Do A Proper Assessment
Ask questions! Analyze their movement and find imbalances! This is your biggest selling point. What separates you from every other trainer out there is the fact that within that session you’ve asked enough questions and seen them perform certain movements that you know what imbalances they have and know exactly how to fix them. This will blow a prospective client’s mind. When trainer’s don’t succeed, I find their biggest issue is they just take the client straight to the gym floor and just run them through a hard workout. While this may get them to sweat, you aren’t providing any actual unique value. Use what information you gathered asking questions, to start building some exercises and a plan around how you’d help them achieve that specific goal.
Show Them The Solution
This is where you start to stand out from the rest of the trainers. If you see they are rounding their shoulders for example, show them 1-2 corrective exercises where they will find immediate relief, or a proper posture correction. Get them to acknowledge how much these small adjustments have already helped them. This will start to bring the value you bring to the table and what they can expect to see from you. Explain to them why they have these issues, what causes them, and why what you are giving them will fix that issue.
Show Them a Variety Of Plans
This is a big moment. At this point you will be sitting them down and trying to close the deal. You should have already demonstrated your value on the floor by giving them exercises to help acknowledge their imbalances.

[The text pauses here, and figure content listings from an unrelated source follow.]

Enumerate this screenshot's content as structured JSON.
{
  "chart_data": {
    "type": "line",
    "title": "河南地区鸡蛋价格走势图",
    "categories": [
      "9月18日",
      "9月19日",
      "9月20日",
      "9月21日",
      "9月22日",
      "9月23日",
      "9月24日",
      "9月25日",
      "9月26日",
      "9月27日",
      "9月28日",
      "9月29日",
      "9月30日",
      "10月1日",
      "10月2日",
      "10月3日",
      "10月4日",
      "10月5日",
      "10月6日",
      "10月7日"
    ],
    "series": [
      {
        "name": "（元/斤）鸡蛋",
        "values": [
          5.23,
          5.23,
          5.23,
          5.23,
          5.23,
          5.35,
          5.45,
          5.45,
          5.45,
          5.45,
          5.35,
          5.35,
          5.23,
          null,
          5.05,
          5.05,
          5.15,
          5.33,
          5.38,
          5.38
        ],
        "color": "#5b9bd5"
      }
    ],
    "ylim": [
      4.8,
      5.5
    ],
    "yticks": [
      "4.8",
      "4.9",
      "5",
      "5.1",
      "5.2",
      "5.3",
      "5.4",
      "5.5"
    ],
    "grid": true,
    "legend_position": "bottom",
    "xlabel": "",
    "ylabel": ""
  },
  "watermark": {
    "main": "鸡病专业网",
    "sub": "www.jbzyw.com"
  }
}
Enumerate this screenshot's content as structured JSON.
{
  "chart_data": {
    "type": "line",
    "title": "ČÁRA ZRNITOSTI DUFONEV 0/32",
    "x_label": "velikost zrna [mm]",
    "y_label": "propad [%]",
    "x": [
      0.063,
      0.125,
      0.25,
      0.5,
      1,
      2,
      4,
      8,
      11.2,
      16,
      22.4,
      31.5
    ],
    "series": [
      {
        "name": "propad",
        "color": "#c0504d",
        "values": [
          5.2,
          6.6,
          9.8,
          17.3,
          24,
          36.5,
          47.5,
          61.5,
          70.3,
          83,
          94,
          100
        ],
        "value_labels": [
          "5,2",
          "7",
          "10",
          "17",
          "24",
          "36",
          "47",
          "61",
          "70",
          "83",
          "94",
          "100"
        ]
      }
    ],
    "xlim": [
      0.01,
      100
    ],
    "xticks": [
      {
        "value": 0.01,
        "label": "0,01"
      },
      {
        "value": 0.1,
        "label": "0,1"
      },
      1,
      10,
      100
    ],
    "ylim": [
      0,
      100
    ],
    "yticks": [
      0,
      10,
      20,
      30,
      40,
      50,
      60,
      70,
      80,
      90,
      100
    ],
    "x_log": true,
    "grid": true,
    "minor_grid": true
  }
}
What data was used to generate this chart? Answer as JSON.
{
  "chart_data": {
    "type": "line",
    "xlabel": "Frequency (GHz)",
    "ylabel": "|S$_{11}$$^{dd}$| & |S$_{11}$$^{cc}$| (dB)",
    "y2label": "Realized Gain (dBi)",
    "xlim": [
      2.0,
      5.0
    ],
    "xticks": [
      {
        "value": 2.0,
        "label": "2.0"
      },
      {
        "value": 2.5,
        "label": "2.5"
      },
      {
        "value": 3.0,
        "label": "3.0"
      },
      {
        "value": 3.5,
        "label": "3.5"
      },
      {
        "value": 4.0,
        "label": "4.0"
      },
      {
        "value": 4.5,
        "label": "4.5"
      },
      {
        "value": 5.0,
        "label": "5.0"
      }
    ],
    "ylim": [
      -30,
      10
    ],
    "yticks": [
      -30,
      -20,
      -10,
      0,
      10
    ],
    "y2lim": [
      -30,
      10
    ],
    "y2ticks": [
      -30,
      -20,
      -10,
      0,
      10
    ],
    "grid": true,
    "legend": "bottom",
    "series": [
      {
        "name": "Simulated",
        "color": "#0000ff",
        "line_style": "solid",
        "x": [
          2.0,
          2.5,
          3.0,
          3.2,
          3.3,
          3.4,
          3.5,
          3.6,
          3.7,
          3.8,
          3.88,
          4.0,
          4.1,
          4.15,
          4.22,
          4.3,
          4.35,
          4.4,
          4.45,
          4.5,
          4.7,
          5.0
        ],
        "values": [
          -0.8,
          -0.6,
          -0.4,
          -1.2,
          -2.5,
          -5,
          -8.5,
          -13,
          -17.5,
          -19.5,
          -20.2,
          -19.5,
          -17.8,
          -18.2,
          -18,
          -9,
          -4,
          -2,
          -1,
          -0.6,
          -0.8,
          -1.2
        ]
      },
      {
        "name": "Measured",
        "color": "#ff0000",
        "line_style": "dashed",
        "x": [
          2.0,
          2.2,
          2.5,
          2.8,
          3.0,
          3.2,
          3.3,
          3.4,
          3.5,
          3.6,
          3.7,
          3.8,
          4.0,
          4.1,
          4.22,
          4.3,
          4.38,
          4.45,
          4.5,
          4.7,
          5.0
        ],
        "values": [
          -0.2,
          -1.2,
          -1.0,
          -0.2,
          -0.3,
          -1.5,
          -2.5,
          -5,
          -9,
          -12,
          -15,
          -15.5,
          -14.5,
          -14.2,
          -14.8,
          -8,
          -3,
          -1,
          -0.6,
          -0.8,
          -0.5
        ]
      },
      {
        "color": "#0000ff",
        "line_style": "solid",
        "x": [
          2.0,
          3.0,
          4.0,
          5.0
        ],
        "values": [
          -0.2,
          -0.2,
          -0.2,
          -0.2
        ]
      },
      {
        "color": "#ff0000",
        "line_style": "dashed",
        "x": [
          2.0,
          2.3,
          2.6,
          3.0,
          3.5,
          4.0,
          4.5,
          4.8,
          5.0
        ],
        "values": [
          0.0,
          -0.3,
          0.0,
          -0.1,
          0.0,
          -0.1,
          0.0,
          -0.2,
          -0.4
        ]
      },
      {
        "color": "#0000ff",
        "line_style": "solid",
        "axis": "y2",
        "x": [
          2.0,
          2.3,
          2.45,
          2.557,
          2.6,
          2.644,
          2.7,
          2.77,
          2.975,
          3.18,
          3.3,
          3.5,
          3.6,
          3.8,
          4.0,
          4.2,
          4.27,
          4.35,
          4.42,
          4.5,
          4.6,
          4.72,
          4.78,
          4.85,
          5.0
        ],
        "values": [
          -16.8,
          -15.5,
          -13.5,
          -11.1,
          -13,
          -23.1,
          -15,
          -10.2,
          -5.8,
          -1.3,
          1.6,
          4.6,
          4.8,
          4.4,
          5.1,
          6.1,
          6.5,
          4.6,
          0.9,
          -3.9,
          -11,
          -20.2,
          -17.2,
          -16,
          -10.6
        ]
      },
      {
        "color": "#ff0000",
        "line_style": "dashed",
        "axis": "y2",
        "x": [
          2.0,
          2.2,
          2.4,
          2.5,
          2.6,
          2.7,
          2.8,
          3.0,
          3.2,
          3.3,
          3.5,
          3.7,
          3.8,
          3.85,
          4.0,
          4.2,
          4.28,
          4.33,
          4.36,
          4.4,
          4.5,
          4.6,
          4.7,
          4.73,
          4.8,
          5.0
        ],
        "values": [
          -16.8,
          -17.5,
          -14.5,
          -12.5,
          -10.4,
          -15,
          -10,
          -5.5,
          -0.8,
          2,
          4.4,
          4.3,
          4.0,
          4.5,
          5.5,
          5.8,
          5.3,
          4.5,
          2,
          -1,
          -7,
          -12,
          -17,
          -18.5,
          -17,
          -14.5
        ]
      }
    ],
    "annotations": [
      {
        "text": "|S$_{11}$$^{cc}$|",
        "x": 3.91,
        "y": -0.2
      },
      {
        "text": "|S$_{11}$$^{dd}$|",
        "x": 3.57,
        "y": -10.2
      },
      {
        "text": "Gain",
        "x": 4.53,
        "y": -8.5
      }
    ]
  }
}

Now your goal is to present three options for them to choose from. The goal here is to get away from asking “yes” or “no” questions. If you ask them a question they can say no to it is missing the point. You want to provide them with multiple options based on the frequency they plan to come in. A lot of times, prospective clients think they have to be with you every day and it sounds like a daunting expense. Show them what a program looks like if they decide to train with you one, two, and three days a week. Based on what they choose they’d do the remaining one or two workouts on their own. So now it comes down to a matter of adherence and how much they think they can handle on their own versus needing you.
Dominate The Big Box First
As mentioned before, completely book your schedule at a big box gym first. If you are able to do this, then you are only proving how good of a trainer you are, and how well your ability to sell yourself is. I’ve seen too many trainers leave a corporate gym too early and think they can do better going private, only to come back because they ran out of clients. It’s not just about booking clients, but retaining them and being able to have a CONTINUAL pipeline of new clients coming in for when your current clients eventually leave.
Bonus: In this day in age, social media is an important factor. You should have an IG or Tiktok account demonstrating your knowledge. Don’t make your account all about selling your services or you’ll just look like a snakey salesman. Provide valuable information that helps them out. Put out content consistently so that these potential clients know you are the person to come to when they have questions or eventually want to work with you.
Ultimately it is about getting your reps in. Learning to sell yourself, and learning how to apply what knowledge you have towards helping them get to their goals. If you can do this consistently, while not having a loss of enthusiasm for trying to win clients over, you will do great.